Bug #64664 Batched inserts are as slow as individual inserts
Submitted: 15 Mar 2012 21:16 Modified: 16 Mar 2012 16:14
Reporter: Stefan Müller Email Updates:
Status: Not a Bug Impact on me:
None 
Category:Connector / J Severity:S5 (Performance)
Version:mysql connector java 5.1.18 OS:Any
Assigned to: CPU Architecture:Any

[15 Mar 2012 21:16] Stefan Müller
Description:
Batching insert statements with JDBC addBatch / executeBatch is just as slow as executing each statement individually. It seems that no batching is done.

A small test showed that this is slows bulk inserts down massively (I measured over a factor 10)!

For data-warehousing applications and a like this is should have a major impact.

Maybe my current approch is not optimal.
I'm very interested in suggestions of how to get large amounts of data into a newly created ISAM table very quickly.

How to repeat:
Insert many (10^6 or so) rows using a prepared statement.

Compare the execution time of

for(...){
  statement.set(...);
  statement.execute();
}

with

for(...){
  statement.set(...);
  statement.addBatch();
  if (every k iterations) statement.execute();
}

The time is equal for both and independent of k.

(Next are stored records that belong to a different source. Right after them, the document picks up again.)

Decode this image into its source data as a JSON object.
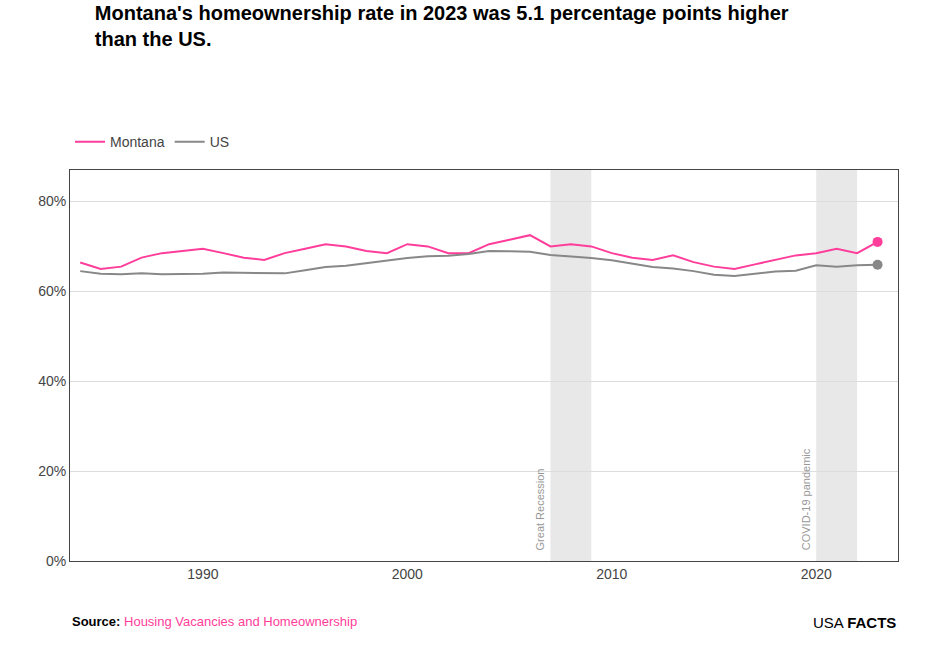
{
  "chart_data": {
    "type": "line",
    "title": "Montana's homeownership rate in 2023 was 5.1 percentage points higher\nthan the US.",
    "x": [
      1984,
      1985,
      1986,
      1987,
      1988,
      1989,
      1990,
      1991,
      1992,
      1993,
      1994,
      1995,
      1996,
      1997,
      1998,
      1999,
      2000,
      2001,
      2002,
      2003,
      2004,
      2005,
      2006,
      2007,
      2008,
      2009,
      2010,
      2011,
      2012,
      2013,
      2014,
      2015,
      2016,
      2017,
      2018,
      2019,
      2020,
      2021,
      2022,
      2023
    ],
    "series": [
      {
        "name": "Montana",
        "color": "#FF3D9A",
        "values": [
          66.4,
          65.0,
          65.5,
          67.5,
          68.5,
          69.0,
          69.5,
          68.5,
          67.5,
          67.0,
          68.5,
          69.5,
          70.5,
          70.0,
          69.0,
          68.5,
          70.5,
          70.0,
          68.5,
          68.5,
          70.5,
          71.5,
          72.5,
          70.0,
          70.5,
          70.0,
          68.5,
          67.5,
          67.0,
          68.0,
          66.5,
          65.5,
          65.0,
          66.0,
          67.0,
          68.0,
          68.5,
          69.5,
          68.5,
          71.0
        ]
      },
      {
        "name": "US",
        "color": "#888888",
        "values": [
          64.5,
          63.9,
          63.8,
          64.0,
          63.8,
          63.9,
          63.9,
          64.2,
          64.1,
          64.0,
          64.0,
          64.7,
          65.4,
          65.7,
          66.3,
          66.8,
          67.4,
          67.8,
          67.9,
          68.3,
          69.0,
          68.9,
          68.8,
          68.1,
          67.8,
          67.4,
          66.9,
          66.1,
          65.4,
          65.1,
          64.5,
          63.7,
          63.4,
          63.9,
          64.4,
          64.6,
          65.8,
          65.5,
          65.8,
          65.9
        ]
      }
    ],
    "xlim": [
      1983.5,
      2024
    ],
    "xticks": [
      1990,
      2000,
      2010,
      2020
    ],
    "ylim": [
      0,
      87
    ],
    "yticks": [
      {
        "value": 0,
        "label": "0%"
      },
      {
        "value": 20,
        "label": "20%"
      },
      {
        "value": 40,
        "label": "40%"
      },
      {
        "value": 60,
        "label": "60%"
      },
      {
        "value": 80,
        "label": "80%"
      }
    ],
    "grid": true,
    "legend": "upper left",
    "shaded": [
      {
        "start": 2007,
        "end": 2009,
        "color": "#e8e8e8"
      },
      {
        "start": 2020,
        "end": 2022,
        "color": "#e8e8e8"
      }
    ],
    "annotations": [
      {
        "text": "Great Recession",
        "x": 2007,
        "y": 2,
        "color": "#999999"
      },
      {
        "text": "COVID-19 pandemic",
        "x": 2020,
        "y": 2,
        "color": "#999999"
      }
    ],
    "source_label": "Source: ",
    "source": "Housing Vacancies and Homeownership",
    "branding": [
      "USA",
      "FACTS"
    ]
  }
}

Now do the same thing but use

INSERT INTO test (...) VALUES (...),(...),(...) usw

to 'batch' the inserts together manually. On my machine the optimum is around 100 rows in one statement, resulting in more than a factor 12 (sic) performance boost. Going higher the factor settles at around 10 to 11.

I'll attach code to demonstrate.

Suggested fix:
The simplest thing might be to re-write the statement internally to use a multi-row insert statement. At least no protocol change would be required.
[15 Mar 2012 21:16] Stefan Müller
Creates and fills a table using different batching methods

Attachment: FillTable.java (application/octet-stream, text), 3.12 KiB.

[16 Mar 2012 16:14] Mark Matthews
Mysql itself doesn't have a "batch" mode for prepared statements. For certain cases, the driver can rewrite batches into much more efficient multi-value inserts, see http://www.jroller.com/mmatthews/entry/speeding_up_batch_inserts_for

(this feature is not enabled by default).

The other option is to use LOAD DATA [LOCAL] INFILE, which is even much more efficient (no SQL parsing is done).